To determine the mass of the second body involved in the collision, we can use the principle of conservation of momentum. According to this principle, the total momentum of an isolated system remains constant before and after a collision.
Mathematically, the conservation of momentum can be expressed as follows:
m1 * v1_initial + m2 * v2_initial = m1 * v1_final + m2 * v2_final
Where: m1 = mass of the first body (0.5 kg) v1_initial = initial velocity of the first body (15 m/s) m2 = mass of the second body (unknown, to be determined) v2_initial = initial velocity of the second body (-4.5 m/s, since it is moving in the opposite direction) v1_final = final velocity of the first body (to be determined) v2_final = final velocity of the second body (to be determined)
In this case, since the bodies collide and stick together, the final velocities can be considered the same for both bodies.

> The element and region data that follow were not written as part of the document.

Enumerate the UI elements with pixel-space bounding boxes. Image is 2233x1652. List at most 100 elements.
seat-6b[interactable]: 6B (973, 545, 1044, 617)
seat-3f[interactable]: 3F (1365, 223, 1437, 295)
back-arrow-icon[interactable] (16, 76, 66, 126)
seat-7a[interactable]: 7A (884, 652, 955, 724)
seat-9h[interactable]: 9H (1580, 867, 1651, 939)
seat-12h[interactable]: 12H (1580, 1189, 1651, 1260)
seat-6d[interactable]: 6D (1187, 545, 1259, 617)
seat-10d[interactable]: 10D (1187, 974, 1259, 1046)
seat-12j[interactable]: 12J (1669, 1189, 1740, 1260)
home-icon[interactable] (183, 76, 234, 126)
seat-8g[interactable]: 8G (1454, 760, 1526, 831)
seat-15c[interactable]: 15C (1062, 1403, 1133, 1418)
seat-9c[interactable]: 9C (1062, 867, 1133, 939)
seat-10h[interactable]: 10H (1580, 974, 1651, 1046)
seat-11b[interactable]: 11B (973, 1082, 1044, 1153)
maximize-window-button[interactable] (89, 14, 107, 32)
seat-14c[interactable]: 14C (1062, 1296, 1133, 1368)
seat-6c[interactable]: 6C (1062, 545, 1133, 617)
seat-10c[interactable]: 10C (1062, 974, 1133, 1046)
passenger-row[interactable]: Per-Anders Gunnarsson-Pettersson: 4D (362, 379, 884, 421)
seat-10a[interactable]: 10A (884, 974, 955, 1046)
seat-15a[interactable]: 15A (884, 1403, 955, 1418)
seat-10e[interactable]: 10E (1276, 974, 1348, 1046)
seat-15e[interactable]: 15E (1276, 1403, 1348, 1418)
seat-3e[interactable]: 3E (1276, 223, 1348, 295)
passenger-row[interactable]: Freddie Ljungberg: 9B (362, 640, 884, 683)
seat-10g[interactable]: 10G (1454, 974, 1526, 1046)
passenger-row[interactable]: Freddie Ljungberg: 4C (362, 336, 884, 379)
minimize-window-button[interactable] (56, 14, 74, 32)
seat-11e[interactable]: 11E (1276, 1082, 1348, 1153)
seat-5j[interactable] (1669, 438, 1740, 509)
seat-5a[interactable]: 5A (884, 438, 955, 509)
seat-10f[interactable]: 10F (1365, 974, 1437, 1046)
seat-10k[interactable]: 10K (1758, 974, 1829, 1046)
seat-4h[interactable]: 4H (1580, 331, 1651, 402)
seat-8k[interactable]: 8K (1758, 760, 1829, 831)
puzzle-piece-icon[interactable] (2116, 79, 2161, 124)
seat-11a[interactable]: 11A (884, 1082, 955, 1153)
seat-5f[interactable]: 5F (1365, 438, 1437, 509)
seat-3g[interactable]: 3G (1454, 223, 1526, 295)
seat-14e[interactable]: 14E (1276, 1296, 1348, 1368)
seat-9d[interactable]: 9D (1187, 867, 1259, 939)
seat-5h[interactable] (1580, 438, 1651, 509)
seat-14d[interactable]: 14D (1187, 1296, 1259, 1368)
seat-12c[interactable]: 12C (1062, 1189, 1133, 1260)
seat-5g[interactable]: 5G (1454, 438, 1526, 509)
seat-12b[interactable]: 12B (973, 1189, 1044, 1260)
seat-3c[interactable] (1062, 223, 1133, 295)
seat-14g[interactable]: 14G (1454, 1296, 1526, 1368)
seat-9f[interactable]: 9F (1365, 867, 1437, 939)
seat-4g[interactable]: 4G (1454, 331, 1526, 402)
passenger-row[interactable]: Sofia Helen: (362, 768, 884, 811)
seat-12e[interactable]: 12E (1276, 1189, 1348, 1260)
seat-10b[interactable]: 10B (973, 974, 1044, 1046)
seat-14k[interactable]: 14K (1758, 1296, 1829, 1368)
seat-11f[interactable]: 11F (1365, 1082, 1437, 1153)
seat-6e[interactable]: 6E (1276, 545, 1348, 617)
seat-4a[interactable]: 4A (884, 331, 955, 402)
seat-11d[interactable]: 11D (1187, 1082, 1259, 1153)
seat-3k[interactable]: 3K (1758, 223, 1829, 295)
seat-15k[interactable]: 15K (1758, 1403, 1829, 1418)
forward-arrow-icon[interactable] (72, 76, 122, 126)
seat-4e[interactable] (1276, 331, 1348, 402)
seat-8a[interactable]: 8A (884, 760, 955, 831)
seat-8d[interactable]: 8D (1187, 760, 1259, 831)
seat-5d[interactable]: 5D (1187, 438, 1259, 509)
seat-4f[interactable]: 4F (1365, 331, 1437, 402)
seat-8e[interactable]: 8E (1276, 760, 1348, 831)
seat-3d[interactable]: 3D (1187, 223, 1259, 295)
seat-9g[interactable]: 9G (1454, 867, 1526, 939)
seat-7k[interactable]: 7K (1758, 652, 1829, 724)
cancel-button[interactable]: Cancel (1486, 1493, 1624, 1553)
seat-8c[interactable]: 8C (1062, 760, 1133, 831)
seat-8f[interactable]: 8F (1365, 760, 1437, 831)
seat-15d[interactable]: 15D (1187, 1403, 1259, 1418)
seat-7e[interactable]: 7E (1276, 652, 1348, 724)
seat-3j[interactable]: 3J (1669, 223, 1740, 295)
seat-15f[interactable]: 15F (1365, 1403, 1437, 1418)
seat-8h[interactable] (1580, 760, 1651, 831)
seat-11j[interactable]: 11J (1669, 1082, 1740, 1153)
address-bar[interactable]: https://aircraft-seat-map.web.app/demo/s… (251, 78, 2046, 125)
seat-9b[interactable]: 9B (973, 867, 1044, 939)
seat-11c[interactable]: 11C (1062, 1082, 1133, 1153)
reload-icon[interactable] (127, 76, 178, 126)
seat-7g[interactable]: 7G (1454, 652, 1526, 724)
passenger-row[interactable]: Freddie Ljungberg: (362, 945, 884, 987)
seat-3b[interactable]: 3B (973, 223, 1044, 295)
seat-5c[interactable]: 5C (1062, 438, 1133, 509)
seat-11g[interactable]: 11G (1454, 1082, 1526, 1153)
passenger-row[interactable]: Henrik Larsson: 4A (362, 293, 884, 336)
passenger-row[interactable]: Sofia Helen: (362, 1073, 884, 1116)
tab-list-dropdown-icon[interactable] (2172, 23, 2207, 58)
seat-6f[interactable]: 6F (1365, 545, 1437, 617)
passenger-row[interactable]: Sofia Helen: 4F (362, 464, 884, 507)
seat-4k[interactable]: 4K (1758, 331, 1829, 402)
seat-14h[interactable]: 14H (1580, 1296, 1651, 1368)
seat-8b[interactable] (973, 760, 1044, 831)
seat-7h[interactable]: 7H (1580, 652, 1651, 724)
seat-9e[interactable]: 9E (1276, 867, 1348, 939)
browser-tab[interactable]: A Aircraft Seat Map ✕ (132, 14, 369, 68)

Using the given values, we can rearrange the equation and solve for m2:
m1 * v1_initial + m2 * v2_initial = (m1 + m2) * v_final
(0.5 kg) * (15 m/s) + m2 * (-4.5 m/s) = (0.5 kg + m2) * v_final
7.5 kg·m/s - 4.5 m2 kg·m/s = (0.5 kg + m2) * v_final
7.5 kg·m/s - 4.5 m2 kg·m/s = 0.5 kg·v_final + m2·v_final
Simplifying the equation, we have:
7.5 kg·m/s - 4.5 m2 kg·m/s = (0.5 kg + m2) * v_final
7.5 kg·m/s - 4.5 m2 kg·m/s = (0.5 kg + m2) * v_final
Let's solve for m2:
7.5 kg·m/s - 4.5 m2 kg·m/s = (0.5 kg + m2) * v_final
7.5 kg·m/s - 4.5 m2 kg·m/s = 0.5 kg·v_final + m2·v_final
Since the masses of the bodies are in kilograms and the velocities are in meters per second, the units on both sides of the equation are consistent.
To find the value of m2, we would need additional information, such as the final velocity (v_final) or any other known values related to the collision.